在上述的 vectorizaton 步驟中，lemmatize 或 stemmize 其實不太合理，因為可能造成誤會，比如 promised (承諾)跟 promising (有未來的)意思不同，但在 lemmatize 或 stemmize 下都會變成 promise。

## 1. Lexicon Based Approach

- Sentiment lexicon 就是一個辭典，裡面存放很多字，而根據這些字的正面或負面，分別給 -1 到 +1 的值，數值越大，代表這個詞越 positive  
Some pre-existing lexicons:   
    - LIWC  
    - ANEW  
    - SentiWordNEt  
    - SenticNet   
    - VADER  
- Drawbacks:  
    - 無法為 acronyms (縮寫，例如: laser)、initialism (縮寫，例如 PDF。[initialism 跟 acronyms 的差別在 initialism 的縮寫只能一個一個字母唸](https://www.editage.com.tw/resources/tutorial/difference-between-abbreviation.html))、emoticons、slangs etc. 因此 lexicon based approach 較不適合拿來分析 social media。  
    - 無法分辨 sentiment intensity (強度)。
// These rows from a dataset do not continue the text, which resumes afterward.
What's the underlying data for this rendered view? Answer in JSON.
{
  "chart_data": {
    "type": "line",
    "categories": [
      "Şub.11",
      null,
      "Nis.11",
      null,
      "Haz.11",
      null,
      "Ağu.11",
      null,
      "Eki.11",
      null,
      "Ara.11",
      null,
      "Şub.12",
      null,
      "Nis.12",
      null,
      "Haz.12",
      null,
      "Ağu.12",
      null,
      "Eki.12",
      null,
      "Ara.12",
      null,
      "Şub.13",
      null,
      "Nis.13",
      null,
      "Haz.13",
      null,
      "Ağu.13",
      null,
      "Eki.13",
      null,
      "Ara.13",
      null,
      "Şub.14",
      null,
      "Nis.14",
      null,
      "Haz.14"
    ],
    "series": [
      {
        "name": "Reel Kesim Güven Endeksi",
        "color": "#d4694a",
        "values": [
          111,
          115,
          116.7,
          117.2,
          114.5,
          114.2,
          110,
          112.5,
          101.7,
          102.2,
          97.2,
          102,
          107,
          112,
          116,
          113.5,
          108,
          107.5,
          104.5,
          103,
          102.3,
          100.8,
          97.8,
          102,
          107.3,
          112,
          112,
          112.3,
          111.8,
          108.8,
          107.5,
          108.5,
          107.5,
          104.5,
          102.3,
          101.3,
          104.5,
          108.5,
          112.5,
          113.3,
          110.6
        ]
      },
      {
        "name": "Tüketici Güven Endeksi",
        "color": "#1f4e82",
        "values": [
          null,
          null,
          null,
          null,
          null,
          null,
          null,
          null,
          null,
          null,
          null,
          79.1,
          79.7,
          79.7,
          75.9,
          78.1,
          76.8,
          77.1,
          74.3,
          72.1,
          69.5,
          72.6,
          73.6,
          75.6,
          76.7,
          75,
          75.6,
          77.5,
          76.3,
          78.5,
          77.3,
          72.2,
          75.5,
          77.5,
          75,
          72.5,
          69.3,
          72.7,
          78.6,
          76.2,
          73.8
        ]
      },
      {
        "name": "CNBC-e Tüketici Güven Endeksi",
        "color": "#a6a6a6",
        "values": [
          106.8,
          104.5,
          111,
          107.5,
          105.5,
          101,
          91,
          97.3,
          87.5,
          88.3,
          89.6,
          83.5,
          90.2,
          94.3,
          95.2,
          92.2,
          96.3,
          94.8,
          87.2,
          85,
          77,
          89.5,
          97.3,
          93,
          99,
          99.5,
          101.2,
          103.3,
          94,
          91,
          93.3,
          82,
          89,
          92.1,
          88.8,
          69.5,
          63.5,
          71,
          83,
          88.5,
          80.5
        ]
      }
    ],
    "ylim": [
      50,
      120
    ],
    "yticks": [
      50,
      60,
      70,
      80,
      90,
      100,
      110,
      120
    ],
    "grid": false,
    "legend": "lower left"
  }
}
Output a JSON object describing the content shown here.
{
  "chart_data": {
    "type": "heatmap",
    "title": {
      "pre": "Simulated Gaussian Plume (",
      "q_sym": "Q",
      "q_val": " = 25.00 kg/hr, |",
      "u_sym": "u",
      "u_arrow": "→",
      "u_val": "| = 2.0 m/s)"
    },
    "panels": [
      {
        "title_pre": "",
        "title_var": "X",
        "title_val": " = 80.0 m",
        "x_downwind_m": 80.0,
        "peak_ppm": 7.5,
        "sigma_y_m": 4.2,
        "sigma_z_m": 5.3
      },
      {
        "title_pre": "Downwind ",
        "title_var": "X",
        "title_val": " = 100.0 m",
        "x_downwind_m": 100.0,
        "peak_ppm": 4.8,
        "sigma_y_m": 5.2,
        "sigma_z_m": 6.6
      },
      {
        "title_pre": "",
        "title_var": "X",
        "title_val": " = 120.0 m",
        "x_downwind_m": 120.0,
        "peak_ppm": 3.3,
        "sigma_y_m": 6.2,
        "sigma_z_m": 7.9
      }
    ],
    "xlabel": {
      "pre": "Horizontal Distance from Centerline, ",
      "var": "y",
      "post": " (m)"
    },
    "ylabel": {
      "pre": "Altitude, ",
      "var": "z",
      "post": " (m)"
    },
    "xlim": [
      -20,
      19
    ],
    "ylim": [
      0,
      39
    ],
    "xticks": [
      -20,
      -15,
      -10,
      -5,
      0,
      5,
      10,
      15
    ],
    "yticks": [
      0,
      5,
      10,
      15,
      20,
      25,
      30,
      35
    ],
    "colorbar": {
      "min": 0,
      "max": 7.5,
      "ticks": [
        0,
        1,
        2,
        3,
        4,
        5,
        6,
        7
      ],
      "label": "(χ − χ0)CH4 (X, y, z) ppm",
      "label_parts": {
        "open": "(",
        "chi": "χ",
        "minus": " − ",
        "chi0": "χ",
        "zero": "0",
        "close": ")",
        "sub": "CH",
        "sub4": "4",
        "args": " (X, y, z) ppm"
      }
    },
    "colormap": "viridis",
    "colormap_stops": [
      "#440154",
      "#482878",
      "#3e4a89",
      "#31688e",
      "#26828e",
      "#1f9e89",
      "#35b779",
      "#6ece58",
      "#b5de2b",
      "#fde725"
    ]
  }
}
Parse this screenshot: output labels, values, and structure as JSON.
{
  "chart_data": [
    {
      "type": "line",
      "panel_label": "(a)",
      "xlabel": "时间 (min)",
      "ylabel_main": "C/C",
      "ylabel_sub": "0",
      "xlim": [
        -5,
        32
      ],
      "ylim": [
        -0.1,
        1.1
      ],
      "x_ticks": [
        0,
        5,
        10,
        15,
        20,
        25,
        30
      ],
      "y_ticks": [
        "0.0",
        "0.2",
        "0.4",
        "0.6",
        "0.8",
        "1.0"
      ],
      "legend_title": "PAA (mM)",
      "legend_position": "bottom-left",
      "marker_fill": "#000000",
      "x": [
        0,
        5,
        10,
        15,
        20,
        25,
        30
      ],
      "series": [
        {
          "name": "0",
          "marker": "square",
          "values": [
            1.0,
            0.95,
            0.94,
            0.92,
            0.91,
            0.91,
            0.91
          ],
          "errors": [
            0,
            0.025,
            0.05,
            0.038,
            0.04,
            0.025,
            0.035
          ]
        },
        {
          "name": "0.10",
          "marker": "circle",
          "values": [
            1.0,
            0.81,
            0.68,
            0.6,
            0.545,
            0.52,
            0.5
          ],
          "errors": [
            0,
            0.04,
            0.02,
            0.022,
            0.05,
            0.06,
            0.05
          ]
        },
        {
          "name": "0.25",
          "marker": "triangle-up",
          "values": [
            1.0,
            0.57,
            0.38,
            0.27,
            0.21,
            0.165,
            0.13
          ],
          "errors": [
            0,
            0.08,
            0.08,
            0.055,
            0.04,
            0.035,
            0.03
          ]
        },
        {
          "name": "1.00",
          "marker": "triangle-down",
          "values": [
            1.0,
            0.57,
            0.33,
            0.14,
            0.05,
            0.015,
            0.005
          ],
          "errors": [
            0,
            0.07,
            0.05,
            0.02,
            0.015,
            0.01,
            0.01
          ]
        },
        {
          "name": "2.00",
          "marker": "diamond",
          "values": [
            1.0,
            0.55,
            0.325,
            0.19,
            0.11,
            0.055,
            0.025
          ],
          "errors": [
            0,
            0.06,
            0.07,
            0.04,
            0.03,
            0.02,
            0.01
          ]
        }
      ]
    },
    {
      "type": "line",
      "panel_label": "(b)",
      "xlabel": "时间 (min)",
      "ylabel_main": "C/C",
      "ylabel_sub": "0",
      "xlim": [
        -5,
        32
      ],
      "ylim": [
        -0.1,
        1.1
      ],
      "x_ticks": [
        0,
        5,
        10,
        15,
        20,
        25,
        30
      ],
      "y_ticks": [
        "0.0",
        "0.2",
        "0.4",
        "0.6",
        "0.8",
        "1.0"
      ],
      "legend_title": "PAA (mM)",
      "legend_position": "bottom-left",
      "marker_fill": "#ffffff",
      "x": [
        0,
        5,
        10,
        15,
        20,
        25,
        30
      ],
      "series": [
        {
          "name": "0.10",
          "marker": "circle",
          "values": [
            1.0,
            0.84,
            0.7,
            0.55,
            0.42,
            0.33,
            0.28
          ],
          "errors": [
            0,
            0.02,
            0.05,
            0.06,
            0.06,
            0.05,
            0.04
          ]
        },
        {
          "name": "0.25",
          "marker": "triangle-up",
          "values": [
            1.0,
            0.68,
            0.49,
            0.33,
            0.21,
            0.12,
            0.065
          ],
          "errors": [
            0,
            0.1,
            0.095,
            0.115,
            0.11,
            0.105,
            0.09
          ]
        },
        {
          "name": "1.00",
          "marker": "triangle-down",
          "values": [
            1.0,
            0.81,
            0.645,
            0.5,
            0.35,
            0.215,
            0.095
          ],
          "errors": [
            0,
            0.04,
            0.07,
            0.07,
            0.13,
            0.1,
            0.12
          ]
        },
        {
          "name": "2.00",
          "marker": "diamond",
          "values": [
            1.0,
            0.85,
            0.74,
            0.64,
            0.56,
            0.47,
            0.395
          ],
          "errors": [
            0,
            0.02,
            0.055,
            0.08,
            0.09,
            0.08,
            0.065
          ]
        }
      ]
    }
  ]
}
例如: Food is exceptional 與 Food is good 哪一個比較好。  
    - 無法分辨 sarcasm (諷刺)  
- 改善:   
    VADER 改善前述問題，其特色為:  
    - 納入 slangs (eg: LOL, OMG, ROFL, Nah, Meh etc) 與 emoji  
    - wider scale: -4 (extremely negative) to +4 (extremely positive)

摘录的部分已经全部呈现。